I watched my little daughter bloom from a miniature preschooler this year to a sturdy little kid, arms and legs lengthening even as her torso blew past those size 4 skinny jeans (also, skinny jeans for toddlers? I judge myself. But also, that’s all you can find in most stores.) She was delighted to embrace her new body, knowing instinctively that it is good to grow and stretch and change. No playground bully or Instagram filter has told her differently, yet. I pray that when one does, she will be able to see the lie for what it is and turn back to reality.

*(Mental illness notwithstanding, of course. Depression, anxiety, and other pre existing conditions in our brains that precede self awareness can certainly interfere with an intrinsic self acceptance. Original sin is a real buzz kill.)

Finally, and most importantly of all of these, I look back over these past 12 months and see a distinct theme woven through all the smaller parts of the story, and it is this: that I am not in control.

I am not in control. You are not in control. None of us can hope to execute the perfect list of New Year’s resolutions because none of us can say for certain what the coming year holds.

I can fill a whole bullet journal with goals, set a dozen intentions for the coming year, fill a spreadsheet with data tracking my progress, but I don’t have all the necessary information at hand.

I can’t see the illnesses and heartaches, the financial stressors, the windfalls, the knock down drag out fights or the quiet moments of sorrow in the middle of the night.

All I can control, in the end, is me. Me, and how well I love the people around me.

Motherhood is searing this into my soul one stomach virus and night waking and parent teacher conference at a time, and I’m a very slow learner. As my cramped soul expands to consider the possibility that maybe this thing, too, can be good, I’m learning my lesson. Maybe this thing I didn’t expect and this situation I certainly didn’t ask for can be meaningful on some level, can be redeemed somehow, was what God intended for me all along.

I can imagine my heavenly audience of intercessors gathered around whatever God’s version of Facebook Portal is, waiting to see how I’ll respond to the situation at hand: Will she scream? Rant to her husband? Pull the soiled sheets off the mattress a little too violently? Write a scathing review online?

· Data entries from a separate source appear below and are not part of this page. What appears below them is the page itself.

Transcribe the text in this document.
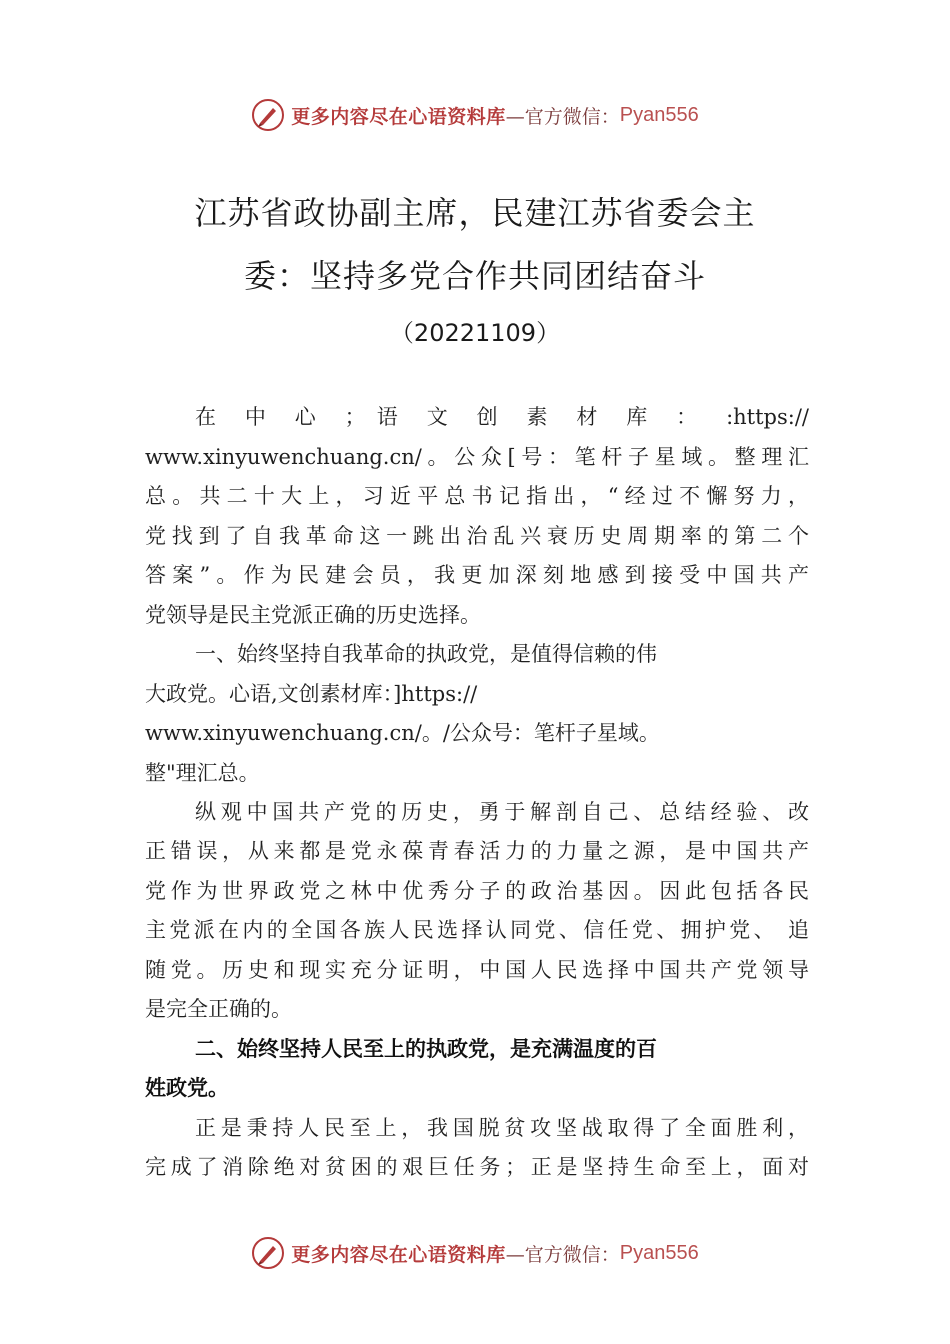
更多内容尽在心语资料库 —官方微信： Pyan556
江苏省政协副主席，民建江苏省委会主
委：坚持多党合作共同团结奋斗
（20221109）
在 中 心 ；语 文 创 素 材 库 ： :https://
www.xinyuwenchuang.cn/。公众[号：笔杆子星域。整理汇
总。共二十大上，习近平总书记指出，“经过不懈努力，
党找到了自我革命这一跳出治乱兴衰历史周期率的第二个
答案”。作为民建会员，我更加深刻地感到接受中国共产
党领导是民主党派正确的历史选择。
一、始终坚持自我革命的执政党，是值得信赖的伟
大政党。心语,文创素材库：]https://
www.xinyuwenchuang.cn/。/公众号：笔杆子星域。
整"理汇总。
纵观中国共产党的历史，勇于解剖自己、总结经验、改
正错误，从来都是党永葆青春活力的力量之源，是中国共产
党作为世界政党之林中优秀分子的政治基因。因此包括各民
主党派在内的全国各族人民选择认同党、信任党、拥护党、 追
随党。历史和现实充分证明，中国人民选择中国共产党领导
是完全正确的。
二、始终坚持人民至上的执政党，是充满温度的百
姓政党。
正是秉持人民至上，我国脱贫攻坚战取得了全面胜利，
完成了消除绝对贫困的艰巨任务；正是坚持生命至上，面对
更多内容尽在心语资料库 —官方微信： Pyan556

Sometimes the redemption exists only in my own heroic (ha) effort to resist throwing an adult temper tantrum when someone, say, stabs a hole in the couch. Because someone is going to stab a hole in the couch, okay? And then they’re probably going to cram it full of orange slices or snotty Kleenex. The only real variable here is time. Time, and whether or not mommy is going to add a new word to the family vernacular when she finds it.

But that variable is huge. And as I reflect on the gift of another year given, fully aware that I’m promised nothing beyond today, I hope to make better use of my time. Not simply becoming more efficient and productive, but accepting reality for what it is: a gift from a good Father Who is watching and waiting to see what I’ll make of it.

Not all my kids, but an approximation of what the checkout guy at Trader Joe’s sees when he sees all my kids.